Unterwasser-Kraftwerk Norweger zapfen die Gezeiten an

Das weltweit erste Unterwasser-Kraftwerk ist ans Netz gegangen. Die Energie aus Ebbe und Flut soll in den kommenden Jahren mehrere hunderttausend Haushalte in Norwegen versorgen.

Es ist eine gewaltige Mühle unter dem Meeresspiegel: Klingen mit zehn Metern Durchmesser drehen sich, wenn der Mond die Wassermassen in die Gezeiten zwingt. Das weltweit erste Unterwasserkraftwerk, das seit vergangener Woche Strom für die norwegische Stadt Hammerfest produziert, ist zwar noch ein Prototyp - doch schon in fünf Jahren wollen die Norweger hunderttausende von Haushalten mit dem Strom vom Meeresgrund versorgen.

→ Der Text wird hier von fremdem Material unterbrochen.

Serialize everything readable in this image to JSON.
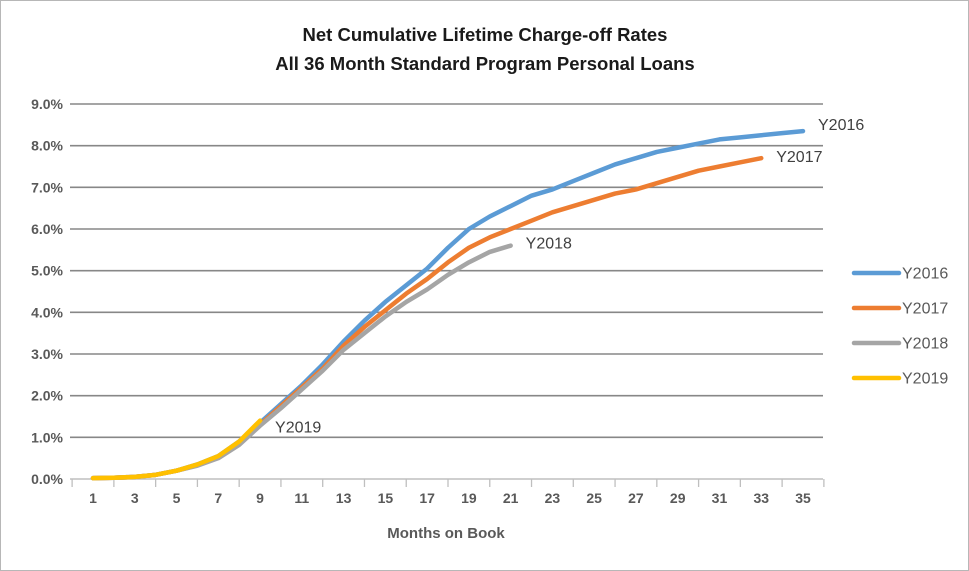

"Unterwasser-Energiefarmen" in fünf Jahren

"Innerhalb eines Jahres werden wir genug gelernt haben, um eine zweite Generation ins Leben zu rufen. Ich hoffe, dass es in fünf Jahren regelrechte Unterwasser-Energiefarmen gibt", sagt Projektmanager Bjorn Bekken von der Firma Hammerfest Stroem. Schon in zwei Jahren wollen die Verantwortlichen in die Massenproduktion einsteigen.

Der Prototyp erzeugt 300 Kilowatt - genug für die Versorgung von 30 norwegischen oder 60 bis 80 britischen Haushalten. Die Wassermassen, die sich während der Gezeiten über den Meeresboden wälzen, treiben über die Rotoren einen Generator an, der wiederum Energie erzeugt. Die Anlage ist mit einer Stahlsäule im Meeresgrund verankert. Ein großer Vorteil der Gezeiten-Energie ist die Kontinuität, mit der das Wasser ständig in die eine oder andere Richtung fließt - im Gegensatz zur Wind- oder Solarenergie, die stark vom Wetter abhängig sind. Richtig aufgestellt, kommt die Mühle nur für wenige Minuten am Tag zur Ruhe, wenn die Gezeiten nach zwölf Stunden kurz aussetzen.

Konkurrenz aus Großbritannien

Die Norweger sind jedoch nicht alleine auf dem Markt der Unterwasser-Energie. Die Konkurrenz kommt von der anderen Seite der Nordsee, aus Großbritannien. Vor der Südwestküste Englands haben Forscher dort ebenfalls Rotoren im Wasser installiert, die nach dem gleichen Prinzip wie die der Norweger funktionieren - aber noch keinen Strom ins britische Netz einspeisen.

Ein Problem sind zurzeit noch die relativ hohen Kosten für die neue Wasserkraft. Dennoch wollen die Norweger weiter basteln, denn sie haben sich im Rahmen des Kyoto-Protokolls verpflichtet, ihren Kohlenstoffdioxid-Ausstoß zu reduzieren. Da die Skandinavier ihre Energie nahezu komplett aus der Wasserkraft beziehen, können sie hier kaum etwas einsparen. Wollen sie noch mehr der exklusiven Mühlen ins Wasser setzen, können sie nicht noch weiter in den Norden wandern: Hammerfest ist der nördlichste Hafen Norwegens, der das gesamte Jahr eisfrei ist.